Christensen, Earl Cameron, George Harris, Michael Wright. Details: US/ 122 mins/(15A).

Acting heavyweights Sean Penn and Nicole Kidman combine to relatively muted effect in Sydney Pollack's well-intentioned if uneven political thriller. Kidman plays Silvia Broome, a UN translator and displaced citizen of the embattled (fictional) African nation of Matobo. One evening, while alone in the General Assembly, she overhears a conversation - spoken in her native tongue of Ko - which indicates that the despotic president of her homeland, Zuwanie (Earl Cameron) will be assassinated when he comes to address the UN. Although she reports what she's heard, recently bereaved Secret Service agent Tobin Keller (Sean Penn) isn't sure that he believes her. The reason? Broome is rather judicious with the facts when it comes to her own past in her homeland, leading Keller to have his doubts regarding the validity of her claims.

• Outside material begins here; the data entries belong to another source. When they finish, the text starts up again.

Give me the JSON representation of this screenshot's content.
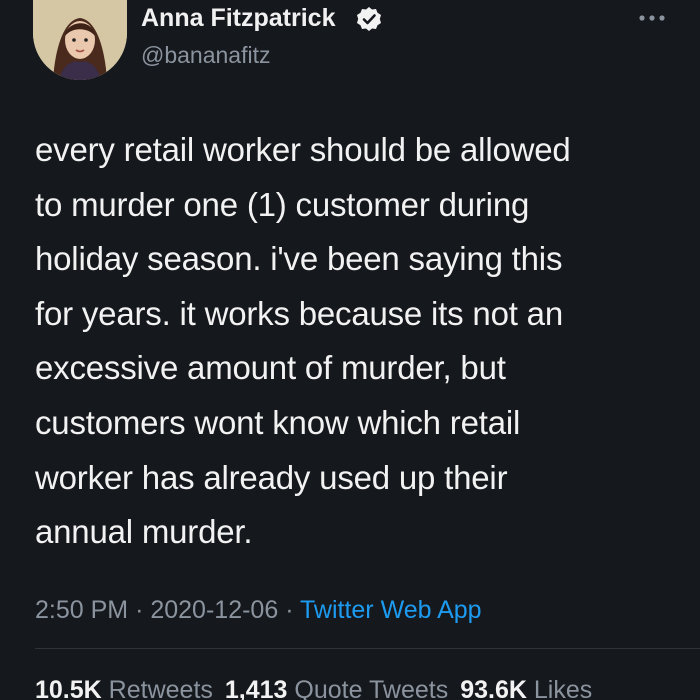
{
  "author": {
    "name": "Anna Fitzpatrick",
    "handle": "@bananafitz",
    "verified": true,
    "avatar_icon": "profile-illustration"
  },
  "tweet": {
    "lines": [
      "every retail worker should be allowed",
      "to murder one (1) customer during",
      "holiday season. i've been saying this",
      "for years. it works because its not an",
      "excessive amount of murder, but",
      "customers wont know which retail",
      "worker has already used up their",
      "annual murder."
    ],
    "time": "2:50 PM",
    "separator": "·",
    "date": "2020-12-06",
    "source": "Twitter Web App"
  },
  "stats": {
    "retweets_count": "10.5K",
    "retweets_label": "Retweets",
    "quote_count": "1,413",
    "quote_label": "Quote Tweets",
    "likes_count": "93.6K",
    "likes_label": "Likes"
  },
  "colors": {
    "background": "#15181d",
    "text": "#f2f2f2",
    "secondary": "#8b949e",
    "accent": "#1d9bf0"
  }
}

Pollock's got his serious face on with The Interpreter and you don't have to be an expert on world politics to twig that Matoba bears more than a striking resemblance to events currently on-going in Robert Mugabe's Zimbabwe. Highly charged political atmospheres hark back to another era and The Interpreter feels like a thriller imported from the 1970s, eschewing kinetic action hysterics and power-play set pieces for hefty, sometimes chunky, dialogue. Yet its greatest success is also its Achilles heel, as the screenplay oscillates wildly in tone, especially in the second half. The product of several different writers, the film feels it, guilty of overplaying situations and the characters - Penn and Kidman's characters simply have too much going on with their backstories to be remotely believable - while the set pieces, when they eventually arrive, have a whiff of the predictable.